We just got back from our one week at the Cape. Well it rained for the first 2 days, then cleared up a bit. The bite off the beach was very slow. I booked a trip out of Presnells with Capt Bobby but he has took a leave of absence. We used Capt Allen Duke on Friday the 9th. Capt Allen sure put us on some fish. We limited out on the reds and released a few over 28". We also caught 2 cobia to small had to release them, a good bit of trout, as well as the normal sharks. No oil why we were there which was a blessing. Here are a few pics.


----------



## contender* (Jul 10, 2010)

Nice catch.. Did ya'll camp??


----------



## Timbo 66 (Jul 10, 2010)

No sir we rented a house on the cape.


----------



## Gunnar75 (Jul 11, 2010)

*Very nice!*

My wife and I have been going down there twice a year for the past 7 years.  I've never hired a charter but i've been thinking about it.  I usually take my yak.  Nice fish..


----------



## contender* (Jul 11, 2010)

Timbo 66 said:


> No sir we rented a house on the cape.



K, thanks.

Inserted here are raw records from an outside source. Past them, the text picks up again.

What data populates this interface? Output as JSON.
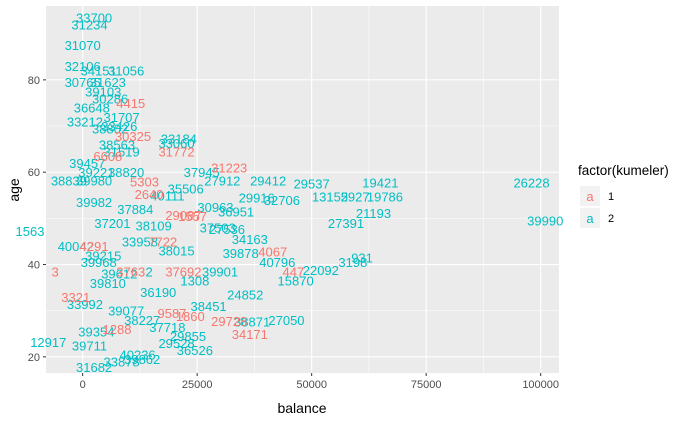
{
  "chart_data": {
    "type": "scatter",
    "geom": "text",
    "title": "",
    "xlabel": "balance",
    "ylabel": "age",
    "xlim": [
      -8000,
      104000
    ],
    "ylim": [
      16.5,
      96
    ],
    "x_ticks": [
      0,
      25000,
      50000,
      75000,
      100000
    ],
    "x_tick_labels": [
      "0",
      "25000",
      "50000",
      "75000",
      "100000"
    ],
    "y_ticks": [
      20,
      40,
      60,
      80
    ],
    "y_tick_labels": [
      "20",
      "40",
      "60",
      "80"
    ],
    "grid": true,
    "legend": {
      "title": "factor(kumeler)",
      "position": "right",
      "key_glyph": "a",
      "entries": [
        {
          "label": "1",
          "color": "#F8766D"
        },
        {
          "label": "2",
          "color": "#00BFC4"
        }
      ]
    },
    "colors": {
      "panel_background": "#EBEBEB",
      "grid_major": "#FFFFFF",
      "series_1": "#F8766D",
      "series_2": "#00BFC4"
    },
    "series": [
      {
        "name": "1",
        "points": [
          {
            "label": "31772",
            "x": 20500,
            "y": 64.5
          },
          {
            "label": "31223",
            "x": 32000,
            "y": 61.0
          },
          {
            "label": "30325",
            "x": 11000,
            "y": 67.8
          },
          {
            "label": "4415",
            "x": 10500,
            "y": 75.0
          },
          {
            "label": "34171",
            "x": 36500,
            "y": 25.0
          },
          {
            "label": "29728",
            "x": 32000,
            "y": 27.8
          },
          {
            "label": "447",
            "x": 46000,
            "y": 38.5
          },
          {
            "label": "4067",
            "x": 41500,
            "y": 42.8
          },
          {
            "label": "37692",
            "x": 22000,
            "y": 38.5
          },
          {
            "label": "1557",
            "x": 24000,
            "y": 50.5
          },
          {
            "label": "5303",
            "x": 13500,
            "y": 58.0
          },
          {
            "label": "29087",
            "x": 22000,
            "y": 50.7
          },
          {
            "label": "3763",
            "x": 10500,
            "y": 38.5
          },
          {
            "label": "2640",
            "x": 14500,
            "y": 55.3
          },
          {
            "label": "9587",
            "x": 19500,
            "y": 29.5
          },
          {
            "label": "1288",
            "x": 7500,
            "y": 26.0
          },
          {
            "label": "3",
            "x": -6000,
            "y": 38.5
          },
          {
            "label": "4291",
            "x": 2500,
            "y": 44.0
          },
          {
            "label": "7722",
            "x": 17500,
            "y": 45.0
          },
          {
            "label": "1860",
            "x": 23500,
            "y": 28.8
          },
          {
            "label": "6608",
            "x": 5500,
            "y": 63.5
          },
          {
            "label": "3321",
            "x": -1500,
            "y": 33.0
          }
        ]
      },
      {
        "name": "2",
        "points": [
          {
            "label": "33700",
            "x": 2500,
            "y": 93.5
          },
          {
            "label": "31234",
            "x": 1500,
            "y": 92.0
          },
          {
            "label": "31070",
            "x": 0,
            "y": 87.5
          },
          {
            "label": "32106",
            "x": 0,
            "y": 83.0
          },
          {
            "label": "31056",
            "x": 9500,
            "y": 82.0
          },
          {
            "label": "34151",
            "x": 3500,
            "y": 82.0
          },
          {
            "label": "31623",
            "x": 5500,
            "y": 79.5
          },
          {
            "label": "30765",
            "x": 0,
            "y": 79.5
          },
          {
            "label": "30286",
            "x": 6000,
            "y": 76.0
          },
          {
            "label": "31707",
            "x": 8500,
            "y": 72.0
          },
          {
            "label": "33426",
            "x": 8000,
            "y": 70.0
          },
          {
            "label": "33184",
            "x": 21000,
            "y": 67.3
          },
          {
            "label": "33060",
            "x": 20500,
            "y": 66.3
          },
          {
            "label": "31519",
            "x": 8500,
            "y": 64.5
          },
          {
            "label": "38839",
            "x": -3000,
            "y": 58.2
          },
          {
            "label": "39980",
            "x": 2500,
            "y": 58.2
          },
          {
            "label": "29537",
            "x": 50000,
            "y": 57.5
          },
          {
            "label": "19421",
            "x": 65000,
            "y": 57.8
          },
          {
            "label": "26228",
            "x": 98000,
            "y": 57.8
          },
          {
            "label": "29412",
            "x": 40500,
            "y": 58.2
          },
          {
            "label": "27912",
            "x": 30500,
            "y": 58.2
          },
          {
            "label": "13155",
            "x": 54000,
            "y": 54.7
          },
          {
            "label": "2927",
            "x": 59500,
            "y": 54.7
          },
          {
            "label": "19786",
            "x": 66000,
            "y": 54.7
          },
          {
            "label": "29916",
            "x": 38000,
            "y": 54.5
          },
          {
            "label": "32706",
            "x": 43500,
            "y": 54.0
          },
          {
            "label": "39982",
            "x": 2500,
            "y": 53.5
          },
          {
            "label": "30963",
            "x": 29000,
            "y": 52.5
          },
          {
            "label": "21193",
            "x": 63500,
            "y": 51.2
          },
          {
            "label": "39990",
            "x": 101000,
            "y": 49.5
          },
          {
            "label": "27391",
            "x": 57500,
            "y": 49.0
          },
          {
            "label": "1563",
            "x": -11500,
            "y": 47.3
          },
          {
            "label": "27536",
            "x": 31500,
            "y": 47.7
          },
          {
            "label": "34163",
            "x": 36500,
            "y": 45.5
          },
          {
            "label": "39878",
            "x": 34500,
            "y": 42.5
          },
          {
            "label": "40796",
            "x": 42500,
            "y": 40.5
          },
          {
            "label": "931",
            "x": 61000,
            "y": 41.5
          },
          {
            "label": "3198",
            "x": 59000,
            "y": 40.5
          },
          {
            "label": "22092",
            "x": 52000,
            "y": 38.8
          },
          {
            "label": "15870",
            "x": 46500,
            "y": 36.5
          },
          {
            "label": "39968",
            "x": 3500,
            "y": 40.5
          },
          {
            "label": "1308",
            "x": 24500,
            "y": 36.5
          },
          {
            "label": "2",
            "x": 14500,
            "y": 38.5
          },
          {
            "label": "24852",
            "x": 35500,
            "y": 33.5
          },
          {
            "label": "33992",
            "x": 500,
            "y": 31.5
          },
          {
            "label": "27050",
            "x": 44500,
            "y": 28.0
          },
          {
            "label": "38871",
            "x": 37000,
            "y": 27.7
          },
          {
            "label": "29855",
            "x": 23000,
            "y": 24.5
          },
          {
            "label": "12917",
            "x": -7500,
            "y": 23.2
          },
          {
            "label": "29528",
            "x": 20500,
            "y": 23.0
          },
          {
            "label": "36526",
            "x": 24500,
            "y": 21.5
          },
          {
            "label": "40236",
            "x": 12000,
            "y": 20.5
          },
          {
            "label": "39862",
            "x": 13000,
            "y": 19.5
          },
          {
            "label": "33878",
            "x": 8500,
            "y": 19.0
          },
          {
            "label": "31682",
            "x": 2500,
            "y": 17.8
          },
          {
            "label": "39810",
            "x": 5500,
            "y": 36.0
          },
          {
            "label": "33958",
            "x": 12500,
            "y": 45.0
          },
          {
            "label": "40111",
            "x": 18500,
            "y": 55.0
          },
          {
            "label": "38820",
            "x": 9500,
            "y": 60.0
          },
          {
            "label": "39221",
            "x": 3000,
            "y": 60.0
          },
          {
            "label": "37945",
            "x": 26000,
            "y": 60.0
          },
          {
            "label": "35506",
            "x": 22500,
            "y": 56.5
          },
          {
            "label": "38109",
            "x": 15500,
            "y": 48.5
          },
          {
            "label": "37201",
            "x": 6500,
            "y": 49.0
          },
          {
            "label": "40042",
            "x": -1500,
            "y": 44.0
          },
          {
            "label": "39215",
            "x": 4500,
            "y": 42.0
          },
          {
            "label": "36190",
            "x": 16500,
            "y": 34.0
          },
          {
            "label": "38451",
            "x": 27500,
            "y": 31.0
          },
          {
            "label": "39077",
            "x": 9500,
            "y": 30.0
          },
          {
            "label": "37718",
            "x": 18500,
            "y": 26.5
          },
          {
            "label": "39354",
            "x": 3000,
            "y": 25.5
          },
          {
            "label": "38802",
            "x": 6000,
            "y": 69.5
          },
          {
            "label": "36648",
            "x": 2000,
            "y": 74.0
          },
          {
            "label": "39103",
            "x": 4500,
            "y": 77.5
          },
          {
            "label": "33212",
            "x": 500,
            "y": 71.0
          },
          {
            "label": "38563",
            "x": 7500,
            "y": 66.0
          },
          {
            "label": "39457",
            "x": 1000,
            "y": 62.0
          },
          {
            "label": "37884",
            "x": 11500,
            "y": 52.0
          },
          {
            "label": "39612",
            "x": 8000,
            "y": 38.0
          },
          {
            "label": "38227",
            "x": 13000,
            "y": 28.0
          },
          {
            "label": "39711",
            "x": 1500,
            "y": 22.5
          },
          {
            "label": "39901",
            "x": 30000,
            "y": 38.5
          },
          {
            "label": "38015",
            "x": 20500,
            "y": 43.0
          },
          {
            "label": "37503",
            "x": 29500,
            "y": 48.0
          },
          {
            "label": "36951",
            "x": 33500,
            "y": 51.5
          }
        ]
      }
    ]
  }
}
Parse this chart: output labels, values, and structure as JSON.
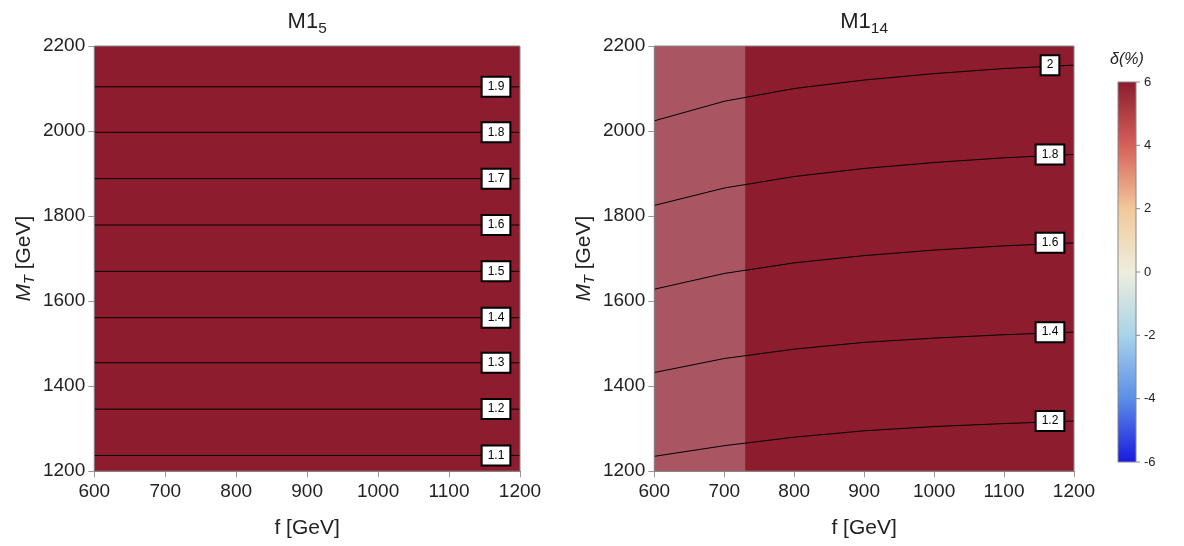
{
  "chart_data": [
    {
      "type": "line",
      "title": "M1$_{5}$",
      "xlabel": "f [GeV]",
      "ylabel": "M$_{T}$ [GeV]",
      "xlim": [
        600,
        1200
      ],
      "ylim": [
        1200,
        2200
      ],
      "xticks": [
        600,
        700,
        800,
        900,
        1000,
        1100,
        1200
      ],
      "yticks": [
        1200,
        1400,
        1600,
        1800,
        2000,
        2200
      ],
      "grid": false,
      "legend": false,
      "bands": [
        {
          "axis": "y",
          "from": 1200,
          "to": 2200,
          "color": "#8c1c2e"
        }
      ],
      "series": [
        {
          "name": "1.1",
          "color": "#000000",
          "x": [
            600,
            1200
          ],
          "values": [
            1237,
            1237
          ]
        },
        {
          "name": "1.2",
          "color": "#000000",
          "x": [
            600,
            1200
          ],
          "values": [
            1346,
            1346
          ]
        },
        {
          "name": "1.3",
          "color": "#000000",
          "x": [
            600,
            1200
          ],
          "values": [
            1455,
            1455
          ]
        },
        {
          "name": "1.4",
          "color": "#000000",
          "x": [
            600,
            1200
          ],
          "values": [
            1561,
            1561
          ]
        },
        {
          "name": "1.5",
          "color": "#000000",
          "x": [
            600,
            1200
          ],
          "values": [
            1670,
            1670
          ]
        },
        {
          "name": "1.6",
          "color": "#000000",
          "x": [
            600,
            1200
          ],
          "values": [
            1779,
            1779
          ]
        },
        {
          "name": "1.7",
          "color": "#000000",
          "x": [
            600,
            1200
          ],
          "values": [
            1888,
            1888
          ]
        },
        {
          "name": "1.8",
          "color": "#000000",
          "x": [
            600,
            1200
          ],
          "values": [
            1997,
            1997
          ]
        },
        {
          "name": "1.9",
          "color": "#000000",
          "x": [
            600,
            1200
          ],
          "values": [
            2104,
            2104
          ]
        }
      ]
    },
    {
      "type": "line",
      "title": "M1$_{14}$",
      "xlabel": "f [GeV]",
      "ylabel": "M$_{T}$ [GeV]",
      "xlim": [
        600,
        1200
      ],
      "ylim": [
        1200,
        2200
      ],
      "xticks": [
        600,
        700,
        800,
        900,
        1000,
        1100,
        1200
      ],
      "yticks": [
        1200,
        1400,
        1600,
        1800,
        2000,
        2200
      ],
      "grid": false,
      "legend": false,
      "clabel": "δ(%)",
      "clim": [
        -6,
        6
      ],
      "cticks": [
        -6,
        -4,
        -2,
        0,
        2,
        4,
        6
      ],
      "bands": [
        {
          "axis": "y",
          "from": 1200,
          "to": 2200,
          "color": "#8c1c2e"
        },
        {
          "axis": "x",
          "from": 600,
          "to": 730,
          "color": "#ffffff"
        }
      ],
      "series": [
        {
          "name": "1.2",
          "color": "#000000",
          "x": [
            600,
            700,
            800,
            900,
            1000,
            1100,
            1200
          ],
          "values": [
            1235,
            1260,
            1280,
            1295,
            1305,
            1312,
            1318
          ]
        },
        {
          "name": "1.4",
          "color": "#000000",
          "x": [
            600,
            700,
            800,
            900,
            1000,
            1100,
            1200
          ],
          "values": [
            1432,
            1465,
            1487,
            1503,
            1513,
            1521,
            1527
          ]
        },
        {
          "name": "1.6",
          "color": "#000000",
          "x": [
            600,
            700,
            800,
            900,
            1000,
            1100,
            1200
          ],
          "values": [
            1628,
            1665,
            1690,
            1707,
            1720,
            1730,
            1737
          ]
        },
        {
          "name": "1.8",
          "color": "#000000",
          "x": [
            600,
            700,
            800,
            900,
            1000,
            1100,
            1200
          ],
          "values": [
            1825,
            1866,
            1893,
            1912,
            1926,
            1937,
            1945
          ]
        },
        {
          "name": "2",
          "color": "#000000",
          "x": [
            600,
            700,
            800,
            900,
            1000,
            1100,
            1200
          ],
          "values": [
            2024,
            2070,
            2100,
            2120,
            2135,
            2147,
            2155
          ]
        }
      ]
    }
  ]
}
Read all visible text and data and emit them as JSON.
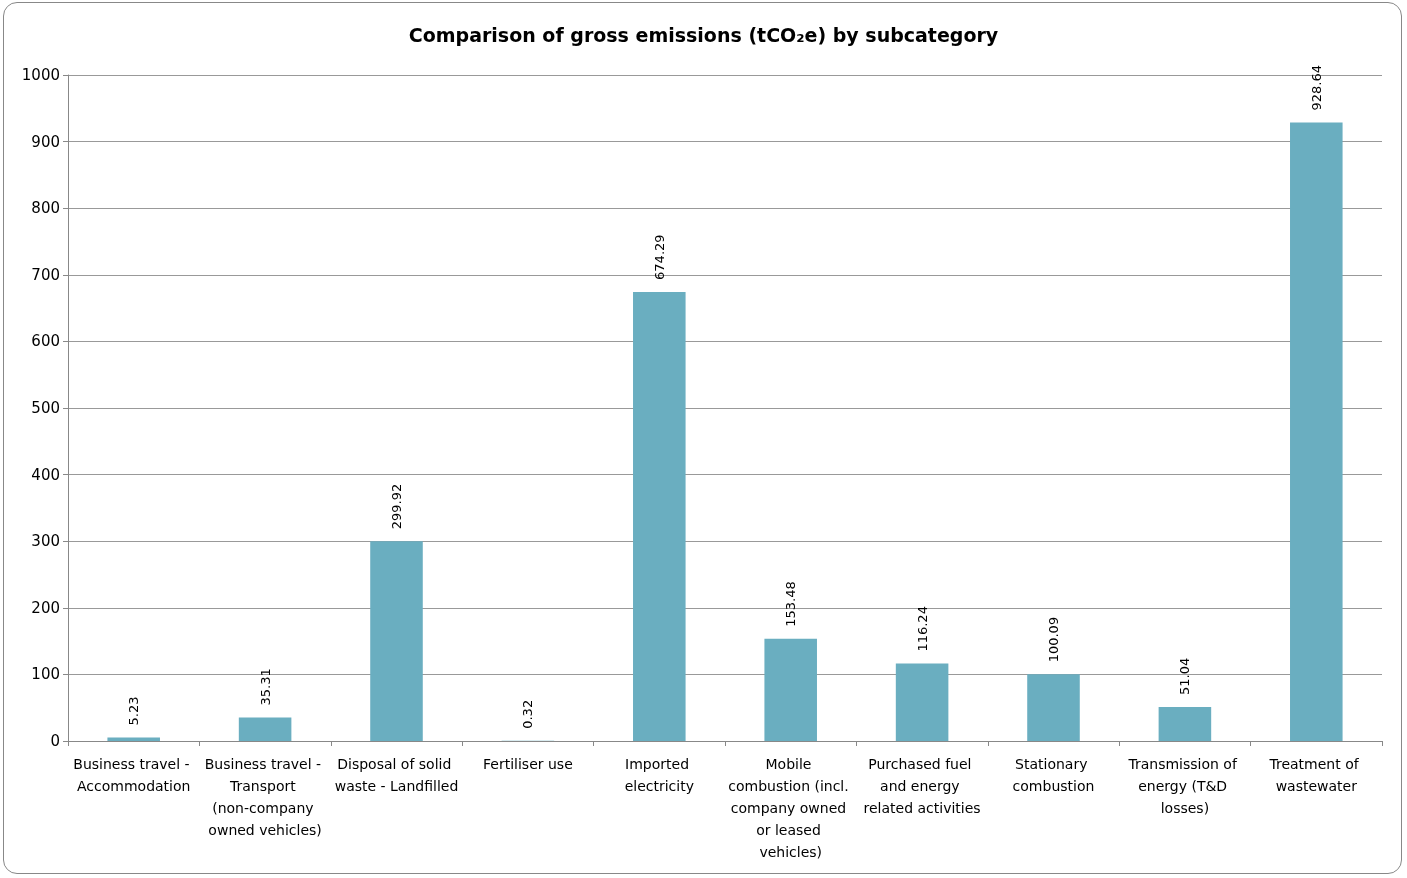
{
  "chart_data": {
    "type": "bar",
    "title": "Comparison of gross emissions (tCO₂e) by subcategory",
    "categories": [
      "Business travel - Accommodation",
      "Business travel - Transport (non-company owned vehicles)",
      "Disposal of solid waste - Landfilled",
      "Fertiliser use",
      "Imported electricity",
      "Mobile combustion (incl. company owned or leased vehicles)",
      "Purchased fuel and energy related activities",
      "Stationary combustion",
      "Transmission of energy (T&D losses)",
      "Treatment of wastewater"
    ],
    "values": [
      5.23,
      35.31,
      299.92,
      0.32,
      674.29,
      153.48,
      116.24,
      100.09,
      51.04,
      928.64
    ],
    "color": "#6aaec0",
    "ylim": [
      0,
      1000
    ],
    "yticks": [
      0,
      100,
      200,
      300,
      400,
      500,
      600,
      700,
      800,
      900,
      1000
    ],
    "grid": "y",
    "data_labels": true
  }
}
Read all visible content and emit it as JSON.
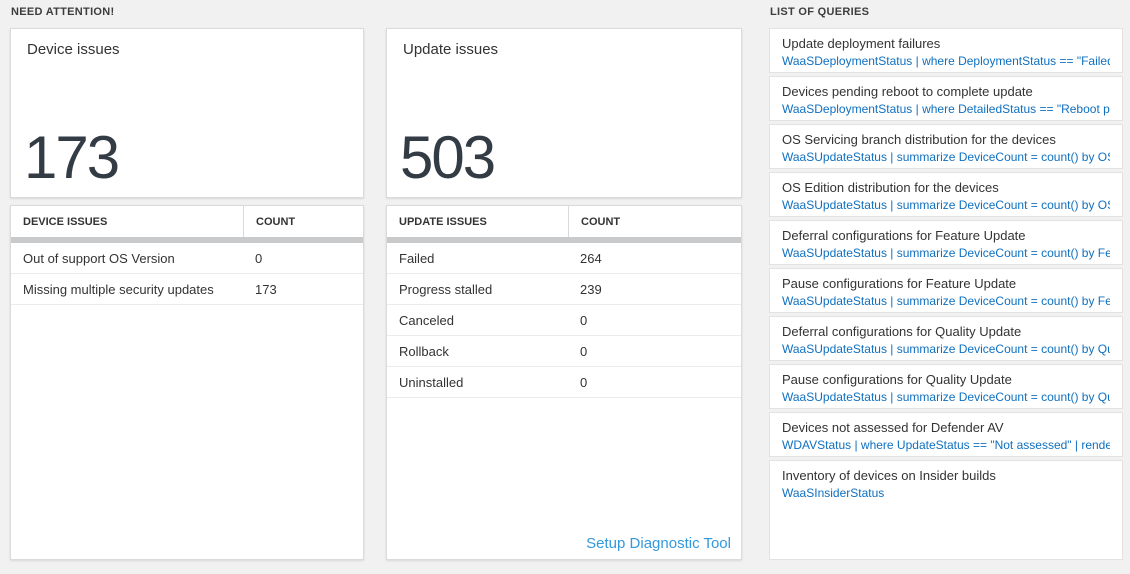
{
  "colors": {
    "page_background": "#f1f1f1",
    "card_background": "#ffffff",
    "big_number": "#333b44",
    "query_link_blue": "#0f70c0",
    "setup_link_blue": "#3399dd",
    "table_divider_bar": "#c8cacc"
  },
  "sections": {
    "need_attention_label": "NEED ATTENTION!",
    "queries_label": "LIST OF QUERIES"
  },
  "device_card": {
    "title": "Device issues",
    "count": "173"
  },
  "update_card": {
    "title": "Update issues",
    "count": "503"
  },
  "device_table": {
    "headers": [
      "DEVICE ISSUES",
      "COUNT"
    ],
    "rows": [
      [
        "Out of support OS Version",
        "0"
      ],
      [
        "Missing multiple security updates",
        "173"
      ]
    ]
  },
  "update_table": {
    "headers": [
      "UPDATE ISSUES",
      "COUNT"
    ],
    "rows": [
      [
        "Failed",
        "264"
      ],
      [
        "Progress stalled",
        "239"
      ],
      [
        "Canceled",
        "0"
      ],
      [
        "Rollback",
        "0"
      ],
      [
        "Uninstalled",
        "0"
      ]
    ],
    "footer_link": "Setup Diagnostic Tool"
  },
  "queries_list": [
    {
      "title": "Update deployment failures",
      "query": "WaaSDeploymentStatus | where DeploymentStatus == \"Failed\" |..."
    },
    {
      "title": "Devices pending reboot to complete update",
      "query": "WaaSDeploymentStatus | where DetailedStatus == \"Reboot pend..."
    },
    {
      "title": "OS Servicing branch distribution for the devices",
      "query": "WaaSUpdateStatus | summarize DeviceCount = count() by OSSer..."
    },
    {
      "title": "OS Edition distribution for the devices",
      "query": "WaaSUpdateStatus | summarize DeviceCount = count() by OSEdit..."
    },
    {
      "title": "Deferral configurations for Feature Update",
      "query": "WaaSUpdateStatus | summarize DeviceCount = count() by Featur..."
    },
    {
      "title": "Pause configurations for Feature Update",
      "query": "WaaSUpdateStatus | summarize DeviceCount = count() by Featur..."
    },
    {
      "title": "Deferral configurations for Quality Update",
      "query": "WaaSUpdateStatus | summarize DeviceCount = count() by Qualit..."
    },
    {
      "title": "Pause configurations for Quality Update",
      "query": "WaaSUpdateStatus | summarize DeviceCount = count() by Qualit..."
    },
    {
      "title": "Devices not assessed for Defender AV",
      "query": "WDAVStatus | where UpdateStatus == \"Not assessed\" | render ta..."
    },
    {
      "title": "Inventory of devices on Insider builds",
      "query": "WaaSInsiderStatus"
    }
  ]
}
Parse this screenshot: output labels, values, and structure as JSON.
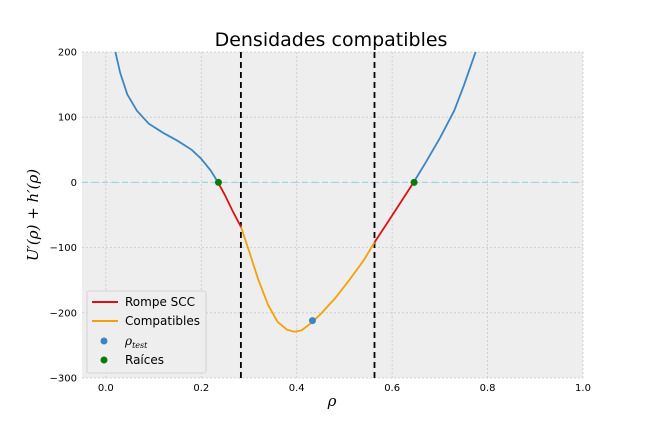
{
  "chart_data": {
    "type": "line",
    "title": "Densidades compatibles",
    "xlabel": "ρ",
    "ylabel": "U′(ρ) + h′(ρ)",
    "xlim": [
      -0.05,
      1.0
    ],
    "ylim": [
      -300,
      200
    ],
    "x_ticks": [
      "0.0",
      "0.2",
      "0.4",
      "0.6",
      "0.8",
      "1.0"
    ],
    "y_ticks": [
      "200",
      "100",
      "0",
      "−100",
      "−200",
      "−300"
    ],
    "grid": true,
    "legend_position": "lower-left",
    "curve_points": [
      [
        0.02,
        200
      ],
      [
        0.03,
        168
      ],
      [
        0.045,
        135
      ],
      [
        0.065,
        110
      ],
      [
        0.09,
        90
      ],
      [
        0.12,
        76
      ],
      [
        0.15,
        64
      ],
      [
        0.18,
        50
      ],
      [
        0.2,
        36
      ],
      [
        0.22,
        18
      ],
      [
        0.235,
        0
      ]
    ],
    "vertical_lines": [
      0.283,
      0.563
    ],
    "zero_line": 0,
    "series": [
      {
        "name": "Rompe SCC",
        "color": "#dd1111",
        "segments": [
          [
            [
              0.235,
              0
            ],
            [
              0.25,
              -20
            ],
            [
              0.265,
              -43
            ],
            [
              0.283,
              -68
            ]
          ],
          [
            [
              0.563,
              -92
            ],
            [
              0.59,
              -62
            ],
            [
              0.62,
              -28
            ],
            [
              0.645,
              0
            ]
          ]
        ]
      },
      {
        "name": "Compatibles",
        "color": "#f5a00a",
        "points": [
          [
            0.283,
            -68
          ],
          [
            0.3,
            -105
          ],
          [
            0.32,
            -150
          ],
          [
            0.34,
            -188
          ],
          [
            0.36,
            -214
          ],
          [
            0.38,
            -226
          ],
          [
            0.395,
            -229
          ],
          [
            0.41,
            -227
          ],
          [
            0.43,
            -216
          ],
          [
            0.45,
            -202
          ],
          [
            0.48,
            -178
          ],
          [
            0.51,
            -150
          ],
          [
            0.54,
            -120
          ],
          [
            0.563,
            -92
          ]
        ]
      },
      {
        "name": "ρ_test",
        "color": "#3a86c4",
        "points": [
          [
            0.433,
            -212
          ]
        ]
      },
      {
        "name": "Raíces",
        "color": "#0a7a0a",
        "points": [
          [
            0.236,
            0
          ],
          [
            0.646,
            0
          ]
        ]
      }
    ],
    "upper_branch": [
      [
        0.645,
        0
      ],
      [
        0.67,
        30
      ],
      [
        0.7,
        68
      ],
      [
        0.73,
        110
      ],
      [
        0.75,
        148
      ],
      [
        0.775,
        200
      ]
    ]
  },
  "legend": {
    "rompe": "Rompe SCC",
    "compatibles": "Compatibles",
    "rho_symbol": "ρ",
    "rho_sub": "test",
    "raices": "Raíces"
  }
}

I've been looking for info on camping down there. Maybe try it next year...


----------



## gtparts (Jul 11, 2010)

Jeff Phillips is/was down their and his pics of the beach are gorgeous...... clean white sand and blue-green water. Think he picked up where ya'll left off.


----------



## bigtall (Jul 11, 2010)

I just got back from Mexico Beach yesterday. Spent the week on the beach looking across the bay at the cape. It was a great week with near perfect conditions. My fishing was limited to the beach. The first few days were filled with cat after cat, but thursday and friday saw several pompano, whiting, and I caught two remoras. I will post a pic of the latter as soon as I can. Very odd little fish.


----------



## Timbo 66 (Jul 11, 2010)

The weather was alot better starting on last wednesday thru saturday. Just hate to come home.


----------